Guys, one thing that may help quell this is transport costs. Caravans are bringing your goods up into the mountains an mule-back. They are bringing your finished products out the same way.
Tacking the cost of transportation on like a tariff will lower the relative prices of things like your giant stack of masterwork pantyhose (Because hauling it down the mountain to someplace where people need more is expensive enough that your haulers can pay comparative value to the nobles on the other side of the continent, especially considering the nobles have their own tailors.) Basically, primitive trade technologies allow for all sorts of funny behaviour at the Trade borders. The caravans would be relying on this fact for their profits. (That means you sort out the wierdness Squirrel was worried about behind the scenes with the Traders, and everything is presented to you in fort prices. They just don't bring (out) anything that the prices in the outside world are higher for. Remember, the Caravan drivers are monopoly sellers to your fort as far as the outside economy is concerned.
Transport costs also reenforce the slope of the price changes. It doesn't take too many mugs at 10$ a mug to saturate the local market, but not only are there more locals willing to buy the mug at 9$, if the merchant can get it for that, he can cart it 1$ in transport costs further to a whole new market of 10$ folks. This allows a precipitous dropoff on the first load, but will allow the prices to settle in to a nice stable relationship (as long as you keep producing the same amounts)

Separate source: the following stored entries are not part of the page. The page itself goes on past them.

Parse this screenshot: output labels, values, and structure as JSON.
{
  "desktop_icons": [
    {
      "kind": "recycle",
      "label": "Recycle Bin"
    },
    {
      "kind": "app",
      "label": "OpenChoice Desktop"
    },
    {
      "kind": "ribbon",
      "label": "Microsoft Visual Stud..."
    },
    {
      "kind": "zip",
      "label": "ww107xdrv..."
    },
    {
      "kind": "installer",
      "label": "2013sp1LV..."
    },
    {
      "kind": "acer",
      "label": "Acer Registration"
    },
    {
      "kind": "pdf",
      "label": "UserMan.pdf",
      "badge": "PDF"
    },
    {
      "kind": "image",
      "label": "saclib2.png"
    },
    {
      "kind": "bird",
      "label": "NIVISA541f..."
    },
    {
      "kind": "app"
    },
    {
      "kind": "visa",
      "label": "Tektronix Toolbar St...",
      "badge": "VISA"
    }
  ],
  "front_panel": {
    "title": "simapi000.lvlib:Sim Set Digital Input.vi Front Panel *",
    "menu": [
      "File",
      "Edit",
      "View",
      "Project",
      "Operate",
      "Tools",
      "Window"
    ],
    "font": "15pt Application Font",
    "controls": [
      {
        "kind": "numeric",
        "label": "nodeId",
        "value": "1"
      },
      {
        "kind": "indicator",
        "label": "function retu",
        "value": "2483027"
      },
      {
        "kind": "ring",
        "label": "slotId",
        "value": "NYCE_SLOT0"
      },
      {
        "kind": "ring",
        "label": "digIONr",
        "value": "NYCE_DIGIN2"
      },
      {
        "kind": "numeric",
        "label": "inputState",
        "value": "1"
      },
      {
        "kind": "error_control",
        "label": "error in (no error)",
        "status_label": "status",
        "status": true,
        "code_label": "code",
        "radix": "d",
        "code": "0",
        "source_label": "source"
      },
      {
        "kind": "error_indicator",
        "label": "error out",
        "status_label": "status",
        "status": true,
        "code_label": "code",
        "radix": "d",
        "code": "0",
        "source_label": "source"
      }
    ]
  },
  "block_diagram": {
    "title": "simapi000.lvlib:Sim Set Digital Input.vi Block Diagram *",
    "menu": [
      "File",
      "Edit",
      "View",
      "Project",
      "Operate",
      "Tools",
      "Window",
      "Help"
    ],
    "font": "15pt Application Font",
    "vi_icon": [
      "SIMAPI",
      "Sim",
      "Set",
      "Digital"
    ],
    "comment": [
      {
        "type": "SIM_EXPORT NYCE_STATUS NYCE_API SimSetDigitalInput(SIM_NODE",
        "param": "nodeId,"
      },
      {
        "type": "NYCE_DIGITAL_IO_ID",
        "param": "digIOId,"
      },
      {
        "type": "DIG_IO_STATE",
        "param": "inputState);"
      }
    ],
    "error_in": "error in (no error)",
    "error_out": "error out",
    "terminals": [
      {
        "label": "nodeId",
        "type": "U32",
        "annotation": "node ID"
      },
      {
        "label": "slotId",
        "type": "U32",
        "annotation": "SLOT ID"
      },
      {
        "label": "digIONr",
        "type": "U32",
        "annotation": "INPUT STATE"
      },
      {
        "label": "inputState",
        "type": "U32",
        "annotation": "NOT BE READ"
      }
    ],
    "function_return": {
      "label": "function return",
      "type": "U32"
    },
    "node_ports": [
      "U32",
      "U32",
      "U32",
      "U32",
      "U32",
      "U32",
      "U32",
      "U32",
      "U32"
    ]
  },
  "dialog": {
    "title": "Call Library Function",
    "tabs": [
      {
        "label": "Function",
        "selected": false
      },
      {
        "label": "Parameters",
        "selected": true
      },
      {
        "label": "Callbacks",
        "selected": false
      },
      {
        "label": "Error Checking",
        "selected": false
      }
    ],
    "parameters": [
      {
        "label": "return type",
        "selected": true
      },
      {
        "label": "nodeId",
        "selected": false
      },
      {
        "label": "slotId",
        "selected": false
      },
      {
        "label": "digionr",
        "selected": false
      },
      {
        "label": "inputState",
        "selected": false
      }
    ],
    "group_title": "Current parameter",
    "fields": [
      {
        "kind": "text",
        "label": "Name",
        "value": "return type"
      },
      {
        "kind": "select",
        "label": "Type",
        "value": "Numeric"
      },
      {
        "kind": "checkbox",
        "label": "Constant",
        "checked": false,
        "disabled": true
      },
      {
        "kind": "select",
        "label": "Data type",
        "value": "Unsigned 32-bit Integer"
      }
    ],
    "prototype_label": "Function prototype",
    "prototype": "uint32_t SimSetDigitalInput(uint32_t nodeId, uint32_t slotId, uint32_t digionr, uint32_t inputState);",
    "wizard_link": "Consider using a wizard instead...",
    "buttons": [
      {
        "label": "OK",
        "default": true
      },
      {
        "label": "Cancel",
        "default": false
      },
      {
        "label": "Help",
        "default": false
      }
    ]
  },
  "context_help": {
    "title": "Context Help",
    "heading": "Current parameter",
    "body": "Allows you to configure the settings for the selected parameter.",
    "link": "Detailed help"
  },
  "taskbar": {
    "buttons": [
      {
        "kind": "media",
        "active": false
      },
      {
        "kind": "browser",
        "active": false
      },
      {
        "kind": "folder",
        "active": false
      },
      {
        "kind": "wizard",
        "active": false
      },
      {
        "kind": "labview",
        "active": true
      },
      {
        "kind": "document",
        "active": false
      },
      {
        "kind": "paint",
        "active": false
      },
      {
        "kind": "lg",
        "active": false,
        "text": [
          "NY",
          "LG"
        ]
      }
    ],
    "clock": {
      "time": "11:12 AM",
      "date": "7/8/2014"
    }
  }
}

Since the world isn't currently running outside your fort (temporary, I know), it should be easy to calculate the model for the whole world once at embark, and have your changes be the only effects. This makes a good short term solution of code that isn't wasted (coming up with the simulation is still coming up with the simulation). It would simply amount to the export curves for various products. Long term reusables (musical instruments) would fall fast and stay down for a long time, while replacables (mugs and swords) would have stable per-cycle output maxes.
As a second level sim, you'd eventually want monopoly behaviours and the price rising over time as you put competitors out of business, but that's arguable and may be too complex to be fun.